Tchaikovsky was miserable composing the score. Marius Petipa fell ill while choreographing it, bowing out mid-rehearsal. Antonietta Dell'Era, the first Sugar Plum Fairy in 1892, was described as a "heavy, large, unpretty, ungraceful dancer." And reviews were dismal: " 'Nutcracker' can in no event be called a ballet," one critic opined after its premiere in St. Petersburg, Russia. "It does not comply with even one of the demands made of a ballet." Another wrote: "The production of such 'spectacles' . . . is an insult . . . and may soon easily lead to the ruin of the ballet." Ouch.
Yet, year after year, "The Nutcracker" persists. It has become an ever-popular staple of the American holiday season and a cash cow for ballet schools and companies large and small. But many people, even a few who spend their days in pink tights and satin slippers, can't wait for the new year, when the Sugar Plum tutu, the candy canes and the gnarly mouse heads can be packed away.

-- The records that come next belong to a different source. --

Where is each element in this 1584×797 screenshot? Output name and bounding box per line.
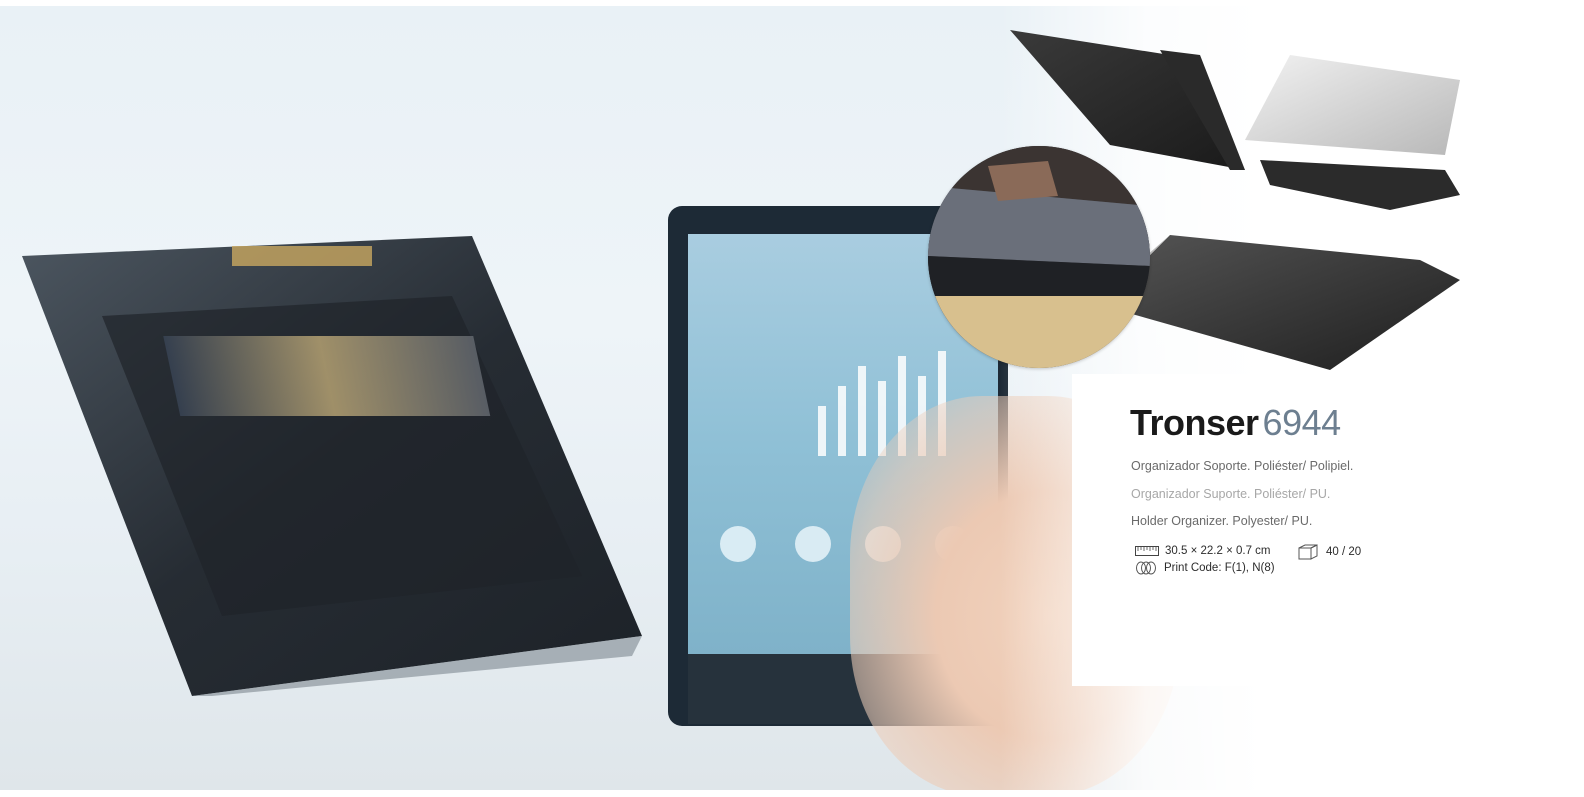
bottom-margin — [0, 790, 1584, 797]
print-technique-icon — [1136, 561, 1156, 575]
dimensions-value: 30.5 × 22.2 × 0.7 cm — [1165, 545, 1271, 557]
description-english: Holder Organizer. Polyester/ PU. — [1131, 514, 1313, 528]
description-portuguese: Organizador Suporte. Poliéster/ PU. — [1131, 487, 1331, 501]
print-code-spec: Print Code: F(1), N(8) — [1135, 561, 1275, 575]
box-icon — [1298, 544, 1318, 560]
print-code-value: Print Code: F(1), N(8) — [1164, 562, 1275, 574]
ruler-icon — [1135, 546, 1159, 556]
packaging-spec: 40 / 20 — [1298, 544, 1361, 560]
dimensions-spec: 30.5 × 22.2 × 0.7 cm — [1135, 545, 1271, 557]
product-info-card: Tronser 6944 Organizador Soporte. Poliést… — [1072, 374, 1468, 686]
tablet-organizer-photo-left — [22, 236, 642, 696]
description-spanish: Organizador Soporte. Poliéster/ Polipiel… — [1131, 459, 1354, 473]
detail-zoom-image — [928, 146, 1150, 368]
product-code: 6944 — [1262, 402, 1342, 443]
product-title: Tronser 6944 — [1130, 402, 1341, 444]
packaging-value: 40 / 20 — [1326, 546, 1362, 558]
product-name: Tronser — [1130, 402, 1259, 443]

Come Halloween, Septime Webre gets a heavy feeling in the pit of his stomach. "Hearing that music on all the commercials and in every mall in America does leave one with the feeling of too much recycled fruitcake and store-bought eggnog," says the artistic director of the Washington Ballet, which produces the region's premier "Nutcracker" at the Warner Theatre every year.

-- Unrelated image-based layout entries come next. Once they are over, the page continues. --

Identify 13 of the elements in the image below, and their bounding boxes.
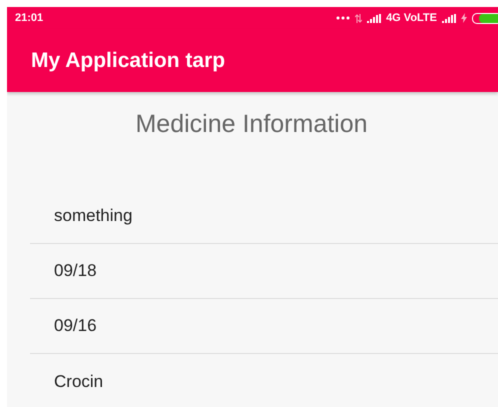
list-item[interactable]: 09/18 <box>30 244 498 299</box>
more-dots-icon <box>336 16 350 20</box>
app-title: My Application tarp <box>31 48 226 72</box>
battery-icon <box>472 12 498 24</box>
list-item[interactable]: something <box>30 189 498 244</box>
signal-icon <box>442 14 456 22</box>
page-heading: Medicine Information <box>134 110 369 139</box>
data-transfer-icon <box>355 14 362 22</box>
clock-time: 21:01 <box>15 12 44 24</box>
list-item[interactable]: Crocin <box>30 354 498 407</box>
network-label: 4G VoLTE <box>386 12 437 24</box>
list-item[interactable]: 09/16 <box>30 299 498 354</box>
signal-icon <box>367 14 382 22</box>
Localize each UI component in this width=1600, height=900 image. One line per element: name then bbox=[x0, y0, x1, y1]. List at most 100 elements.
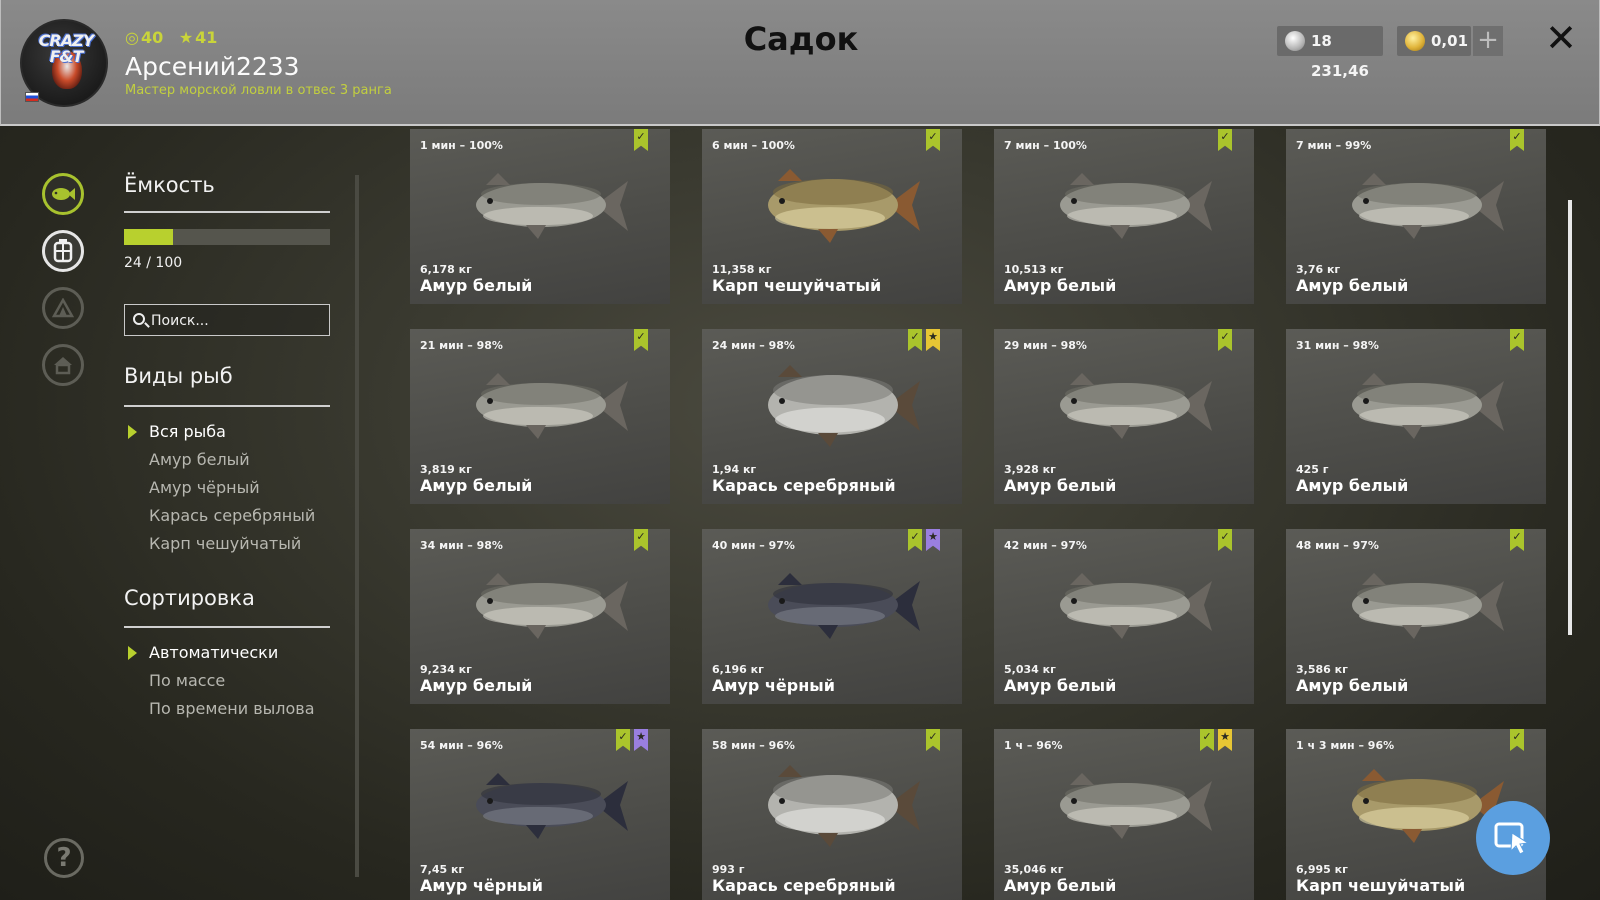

Nancie Woods, artistic director of Arlington's Center Dance Company, grew up in England, where the holiday ballet isn't the staple it has become on these shores. But as a dancer in the Delta Festival Ballet's "Nutcracker," she says she hated two- and three-show days, when she would have to warm up again and again, often between the break between the two acts. "That," she says, "was a real pain."
Washington Ballet dancer Morgann Frederick says she can't stand the snow scene. "I dance the entire pas de deux and a few solos while this snow is coming down," she says. "If you open your mouth at all, snow actually gets in your mouth, in your throat, on your eyes, in your nose. It sticks to your eyelashes. By the end you can't breathe and can't see. The snow is everywhere. And we still have to look beautiful and regal."
Washington Ballet apprentice Corey Landolt saw his first "Nutcracker" when he was 5. He loved it so much he begged his mother for dance lessons. The next year he was a soldier and Fritz, the mischievous brother. "The thing that drives me nuts is I've now done 'Nutcracker' every year since I was 6 years old, and I'm now 21." Get used to it, ballet directors might say with a laugh, a dancer who has spent 15 years in "The Nutcracker" is just getting started.